MOVIMIENTO
Elementos Básicos – Del Agua
Alejandro
Luque (2010)
El
Hotel de Inmigrantes está atestado de gente que ha llegado días atrás y que
espera le asignen un destino, un pedazo de tierra. Y también apesta, porque
esas personas que vienen de distintos lugares de una Europa empobrecida y saqueada,
y que apenas si saben cómo escribir sus nombres y, aún menos, hacérselos
entender a los aduaneros, están alojados en un hotel administrativo. Más allá
de las paredes de ladrillos se encuentra Argentina, América. Pero esas paredes
que delimitan el hangar a un costado del puerto de Buenos Aires, con sus
ventanales demasiado altos como para confirmar de un vistazo la promesa del inmenso
y pujante mundo nuevo que dará el alimento y el cobijo a quien quiera
aventurarse, son por varios días el único paisaje posible para estos refugiados
que han escapado de una realidad de miseria y exclusión.
Visto
desde la ventanilla, el aeropuerto de Roissy parecía un monstruo dispuesto a
engullir los aviones con todo su contenido. Llovía y el asfalto de la pista
reflejaba los objetos de la misma manera que al otro lado del mundo. Sin
embargo, la excitación y el miedo a lo desconocido transformaban las imágenes
empapadas que mis sentidos aprehendían en paisajes con un brillo diferente. En
la Aduana me retuvieron una hora hasta que alguien logró entender que era un
estudiante con beca y que por eso no tenía un billete de vuelta ni visa de long séjour.
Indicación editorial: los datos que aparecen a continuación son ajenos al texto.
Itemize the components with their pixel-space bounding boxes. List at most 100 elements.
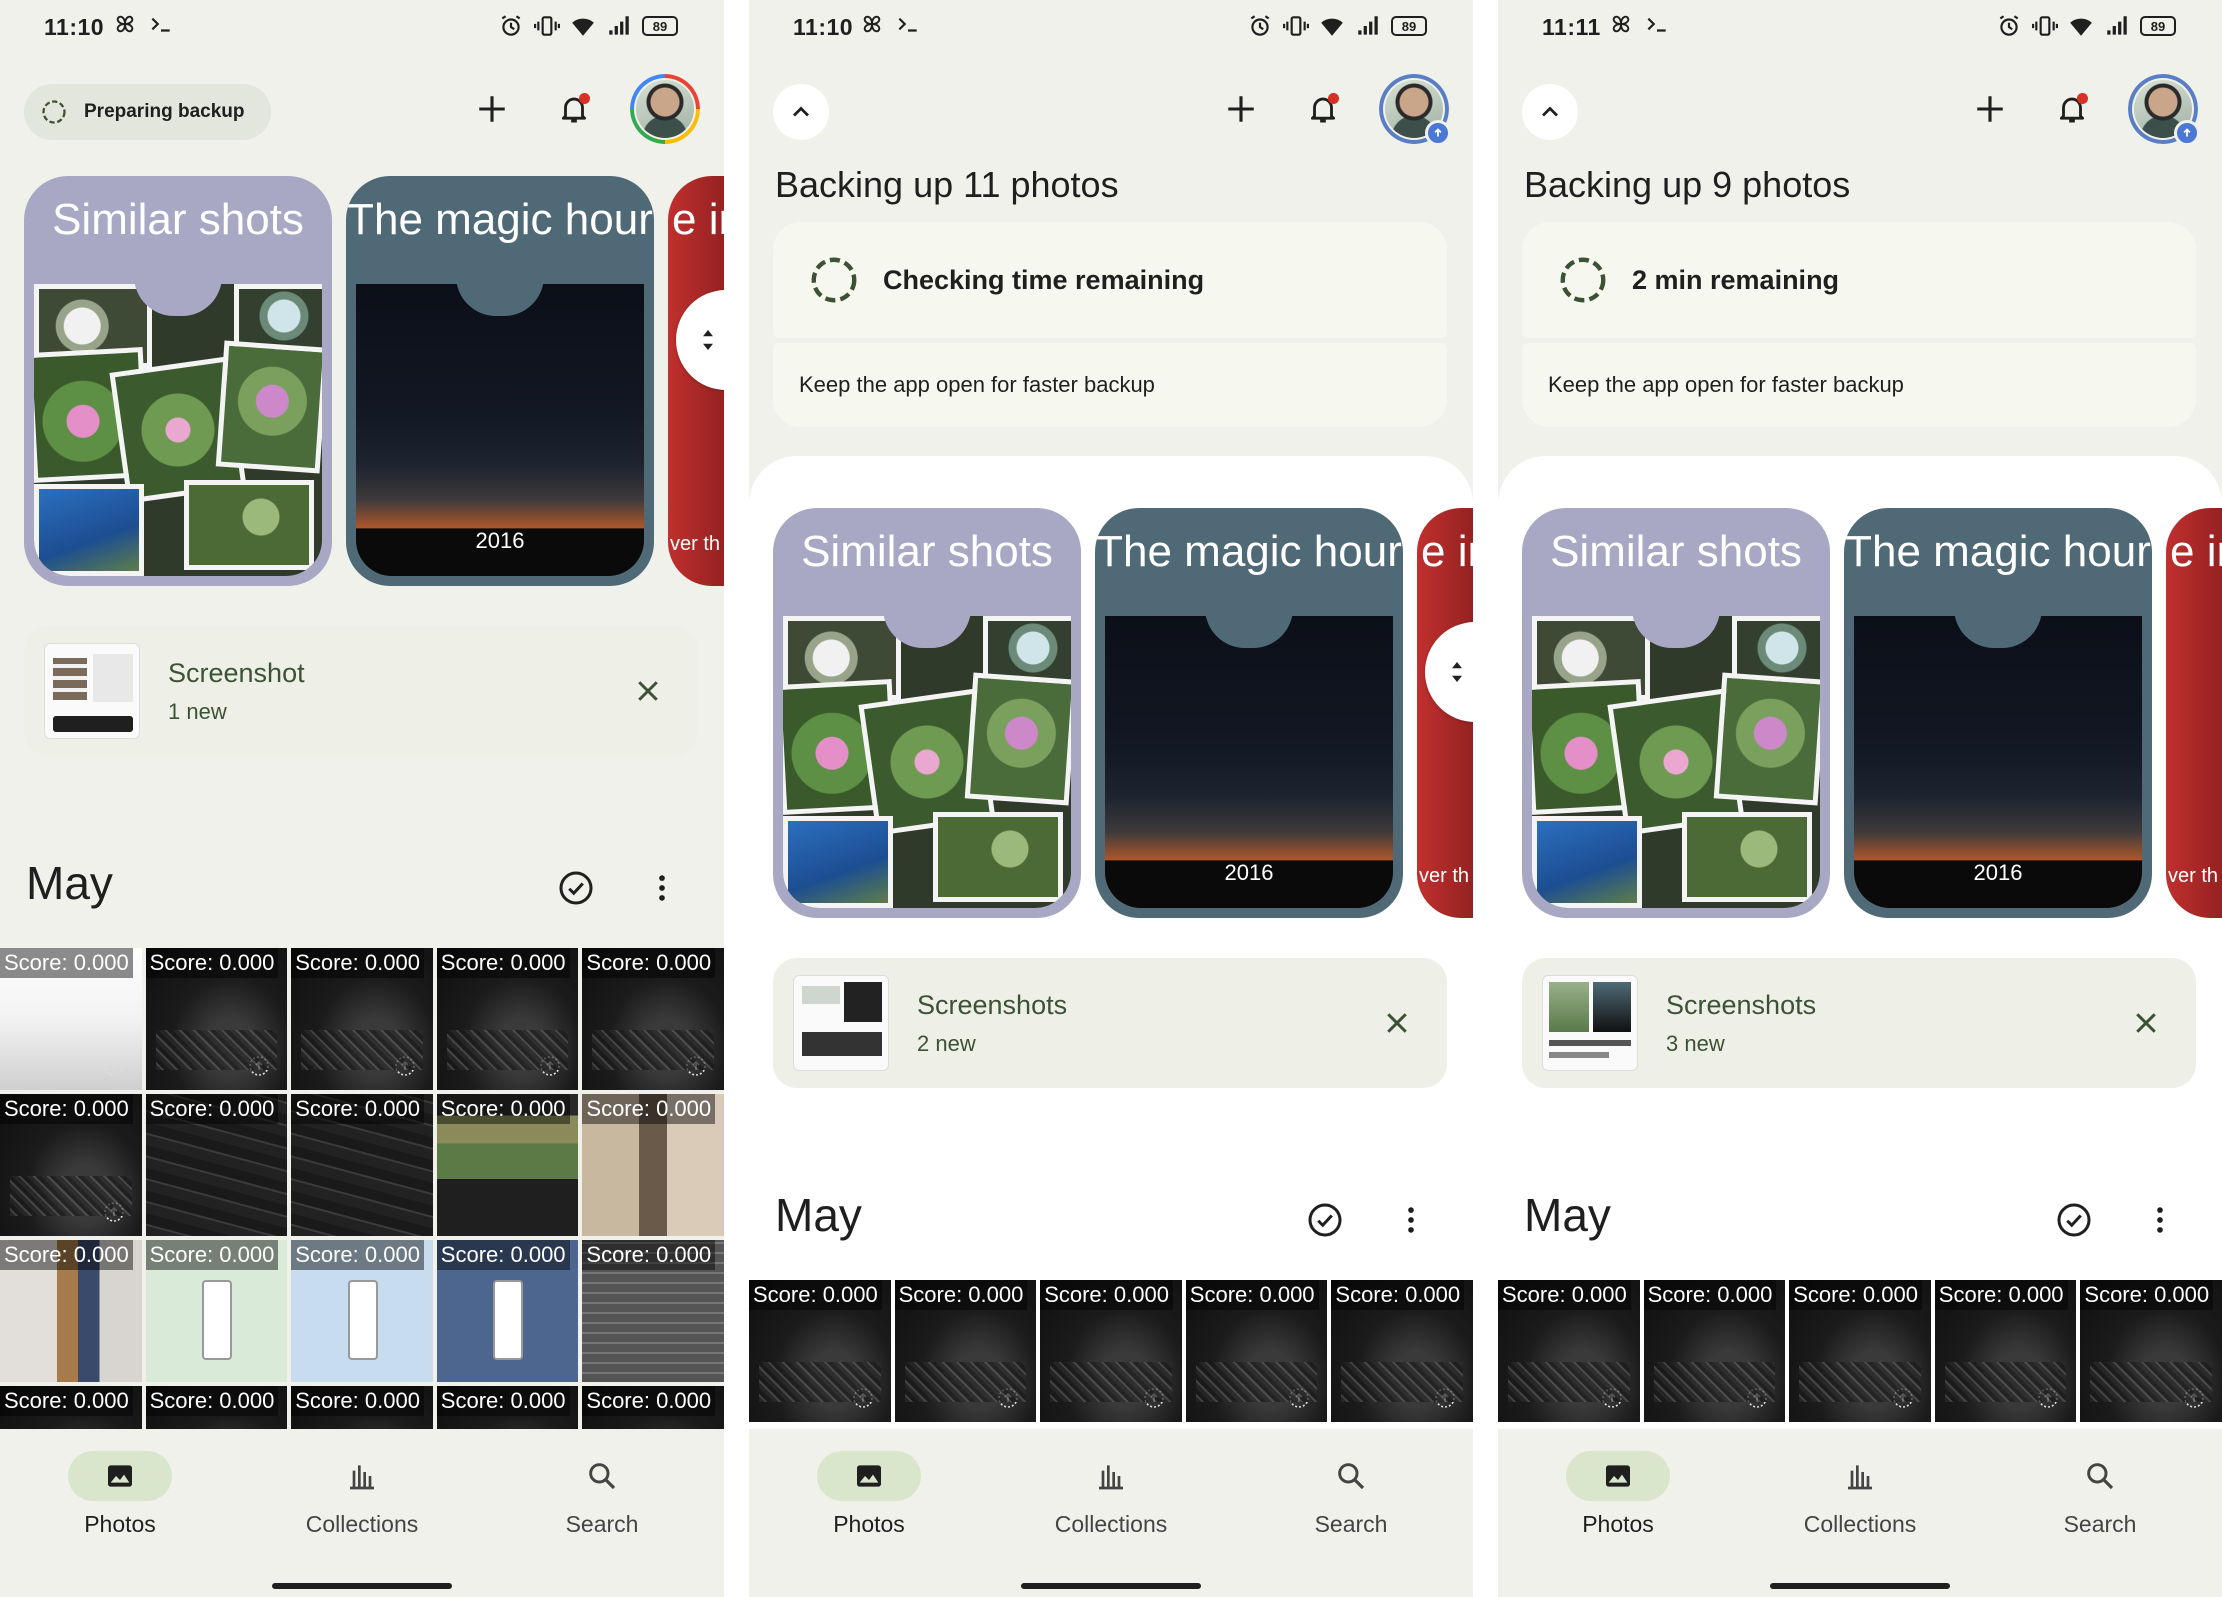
add-button[interactable] bbox=[466, 83, 518, 135]
nav-search[interactable]: Search bbox=[502, 1451, 702, 1538]
dismiss-button[interactable] bbox=[626, 669, 670, 713]
notifications-button[interactable] bbox=[548, 83, 600, 135]
close-icon bbox=[1382, 1008, 1412, 1038]
memory-card-similar-shots[interactable]: Similar shots bbox=[24, 176, 332, 586]
photo-thumbnail[interactable]: Score: 0.000 bbox=[1643, 1280, 1786, 1422]
memories-carousel[interactable]: Similar shots The magic hour 2016 e in v… bbox=[1522, 508, 2222, 918]
nav-search[interactable]: Search bbox=[2000, 1451, 2200, 1538]
suggestion-subtitle: 1 new bbox=[168, 698, 227, 724]
photo-thumbnail[interactable]: Score: 0.000 bbox=[582, 1094, 724, 1236]
photo-thumbnail[interactable]: Score: 0.000 bbox=[582, 948, 724, 1090]
photo-thumbnail[interactable]: Score: 0.000 bbox=[582, 1240, 724, 1382]
photo-thumbnail[interactable]: Score: 0.000 bbox=[749, 1280, 891, 1422]
upload-pending-icon bbox=[1745, 1386, 1769, 1410]
photo-thumbnail[interactable]: Score: 0.000 bbox=[0, 1094, 142, 1236]
photo-thumbnail[interactable]: Score: 0.000 bbox=[1498, 1280, 1640, 1422]
photo-thumbnail[interactable]: Score: 0.000 bbox=[582, 1386, 724, 1429]
screen-3: 11:11 89 Backing up 9 photos 2 min remai… bbox=[1498, 0, 2222, 1597]
chevron-up-icon bbox=[1536, 98, 1564, 126]
notifications-button[interactable] bbox=[2046, 83, 2098, 135]
photo-thumbnail[interactable]: Score: 0.000 bbox=[145, 1386, 288, 1429]
photo-grid: Score: 0.000 Score: 0.000 Score: 0.000 S… bbox=[749, 1280, 1473, 1430]
nav-photos[interactable]: Photos bbox=[20, 1451, 220, 1538]
select-month-button[interactable] bbox=[2048, 1194, 2100, 1246]
photo-thumbnail[interactable]: Score: 0.000 bbox=[0, 948, 142, 1090]
plus-icon bbox=[475, 92, 509, 126]
photo-thumbnail[interactable]: Score: 0.000 bbox=[291, 1386, 433, 1429]
memory-card-magic-hour[interactable]: The magic hour 2016 bbox=[1844, 508, 2152, 918]
photo-thumbnail[interactable]: Score: 0.000 bbox=[436, 1240, 579, 1382]
backup-title: Backing up 9 photos bbox=[1524, 164, 1851, 205]
photo-thumbnail[interactable]: Score: 0.000 bbox=[145, 1240, 288, 1382]
gesture-bar[interactable] bbox=[272, 1583, 452, 1589]
nav-search[interactable]: Search bbox=[1251, 1451, 1451, 1538]
gesture-bar[interactable] bbox=[1021, 1583, 1201, 1589]
photo-thumbnail[interactable]: Score: 0.000 bbox=[291, 1240, 433, 1382]
more-options-button[interactable] bbox=[636, 862, 688, 914]
more-options-button[interactable] bbox=[2134, 1194, 2186, 1246]
backup-status-text: 2 min remaining bbox=[1632, 264, 1840, 295]
memory-collage bbox=[1532, 616, 1820, 908]
score-label: Score: 0.000 bbox=[145, 1240, 279, 1270]
memory-card-magic-hour[interactable]: The magic hour 2016 bbox=[346, 176, 654, 586]
photo-thumbnail[interactable]: Score: 0.000 bbox=[1331, 1280, 1473, 1422]
collapse-backup-button[interactable] bbox=[773, 84, 829, 140]
add-button[interactable] bbox=[1964, 83, 2016, 135]
photo-thumbnail[interactable]: Score: 0.000 bbox=[1185, 1280, 1328, 1422]
photo-thumbnail[interactable]: Score: 0.000 bbox=[291, 948, 433, 1090]
photo-thumbnail[interactable]: Score: 0.000 bbox=[1789, 1280, 1931, 1422]
signal-icon bbox=[606, 13, 632, 39]
nav-photos[interactable]: Photos bbox=[769, 1451, 969, 1538]
screenshot-suggestion-card[interactable]: Screenshot 1 new bbox=[24, 626, 698, 756]
photo-icon bbox=[104, 1460, 136, 1492]
photo-thumbnail[interactable]: Score: 0.000 bbox=[436, 948, 579, 1090]
photo-thumbnail[interactable]: Score: 0.000 bbox=[291, 1094, 433, 1236]
memories-carousel[interactable]: Similar shots The magic hour 2016 e in v… bbox=[24, 176, 724, 586]
screenshot-suggestion-card[interactable]: Screenshots 2 new bbox=[773, 958, 1447, 1088]
photo-thumbnail[interactable]: Score: 0.000 bbox=[2080, 1280, 2222, 1422]
avatar[interactable] bbox=[1379, 74, 1451, 146]
memory-card-similar-shots[interactable]: Similar shots bbox=[1522, 508, 1830, 918]
photo-thumbnail[interactable]: Score: 0.000 bbox=[0, 1240, 142, 1382]
memory-card-partial[interactable]: e in ver th bbox=[2166, 508, 2222, 918]
nav-collections[interactable]: Collections bbox=[1760, 1451, 1960, 1538]
wifi-icon bbox=[570, 13, 596, 39]
photo-thumbnail[interactable]: Score: 0.000 bbox=[0, 1386, 142, 1429]
backup-status-pill[interactable]: Preparing backup bbox=[24, 84, 271, 140]
screenshot-suggestion-card[interactable]: Screenshots 3 new bbox=[1522, 958, 2196, 1088]
select-month-button[interactable] bbox=[550, 862, 602, 914]
more-options-button[interactable] bbox=[1385, 1194, 1437, 1246]
select-month-button[interactable] bbox=[1299, 1194, 1351, 1246]
memories-carousel[interactable]: Similar shots The magic hour 2016 e in v… bbox=[773, 508, 1473, 918]
gesture-bar[interactable] bbox=[1770, 1583, 1950, 1589]
photo-thumbnail[interactable]: Score: 0.000 bbox=[145, 948, 288, 1090]
photo-thumbnail[interactable]: Score: 0.000 bbox=[894, 1280, 1037, 1422]
notifications-button[interactable] bbox=[1297, 83, 1349, 135]
memory-card-magic-hour[interactable]: The magic hour 2016 bbox=[1095, 508, 1403, 918]
dismiss-button[interactable] bbox=[2124, 1001, 2168, 1045]
nav-collections[interactable]: Collections bbox=[1011, 1451, 1211, 1538]
score-label: Score: 0.000 bbox=[1789, 1280, 1922, 1310]
photo-thumbnail[interactable]: Score: 0.000 bbox=[436, 1386, 579, 1429]
photo-thumbnail[interactable]: Score: 0.000 bbox=[1040, 1280, 1182, 1422]
photo-thumbnail[interactable]: Score: 0.000 bbox=[1934, 1280, 2077, 1422]
screen-2: 11:10 89 Backing up 11 photos Checking t… bbox=[749, 0, 1473, 1597]
notification-dot bbox=[579, 93, 590, 104]
memory-collage bbox=[34, 284, 322, 576]
score-label: Score: 0.000 bbox=[145, 948, 279, 978]
avatar[interactable] bbox=[630, 74, 700, 144]
collapse-backup-button[interactable] bbox=[1522, 84, 1578, 140]
suggestion-subtitle: 2 new bbox=[917, 1030, 976, 1056]
nav-photos[interactable]: Photos bbox=[1518, 1451, 1718, 1538]
suggestion-title: Screenshots bbox=[1666, 989, 1817, 1020]
add-button[interactable] bbox=[1215, 83, 1267, 135]
memory-card-similar-shots[interactable]: Similar shots bbox=[773, 508, 1081, 918]
score-label: Score: 0.000 bbox=[145, 1386, 279, 1416]
photo-thumbnail[interactable]: Score: 0.000 bbox=[436, 1094, 579, 1236]
pinwheel-icon bbox=[1608, 11, 1634, 37]
nav-collections[interactable]: Collections bbox=[262, 1451, 462, 1538]
dismiss-button[interactable] bbox=[1375, 1001, 1419, 1045]
photo-thumbnail[interactable]: Score: 0.000 bbox=[145, 1094, 288, 1236]
avatar[interactable] bbox=[2128, 74, 2200, 146]
screenshot-thumbnail bbox=[1542, 975, 1638, 1071]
El rigor de una lengua que
no es la de uno y que se desconoce produce un aislamiento y una desprotección
difíciles de describir. Uno llega a una tierra que no es la suya con un
pasaporte que debiera ser el único válido: la intención profunda y la
convicción de venir a quedarse para crecer. Pero aún para crecer se necesitan papeles
y certificados. Cuando comprobaron que los tenía, me abrieron la puerta y entré
en Europa.
Marcel
tiene catorce años cuando sus ojos recorren el yermo de una pampa
incomprensiblemente plana, verde y atiborrada de un humus que sólo conoció en
su tierra por la escasez. El tío Jean-Pierre marca con una rama seca de ombú un
rectángulo donde levantarán las cuatro paredes de adobe y el techo que los
cobijará. Marcel pregunta por los pies de viña pero le muestran semillas de
maíz y brotes de papa. En ese momento comienza a reconocer el límite de sus
palabras y las ahorrará por el resto de su vida. Las paredes de adobe se
transforman en muros de ladrillo, y aprende a ponerle límites a su pedazo de
tierra. Se casa con Berta por esa Francia que también bulle en su sangre y por
ser la vecina más cercana. Casi enseguida nace la primera de sus once hijas y muere
el tío. Marcel labora la tierra, hace milagros que el propio milagro de ese
suelo permite. Berta cría a los argentinos con consomés, revueltos de verdura, guisos
de carne y a fuerza de ropa reciclada. La familia comienza a arraigarse.
Los
estudios trajeron conceptos nuevos y nuevos amores. Mientras mis hormonas se
equilibraban en esa edad que antecede a la de la razón, yo empezaba a atisbar
los códigos de aquella cultura que, con seguridad, me serán siempre
inalcanzables. Supe que el “mi mamá me mima, mi mamá me ama” no era literal ni
fundamentalmente universal. Llegué a preguntarme por qué solemos usar el “no”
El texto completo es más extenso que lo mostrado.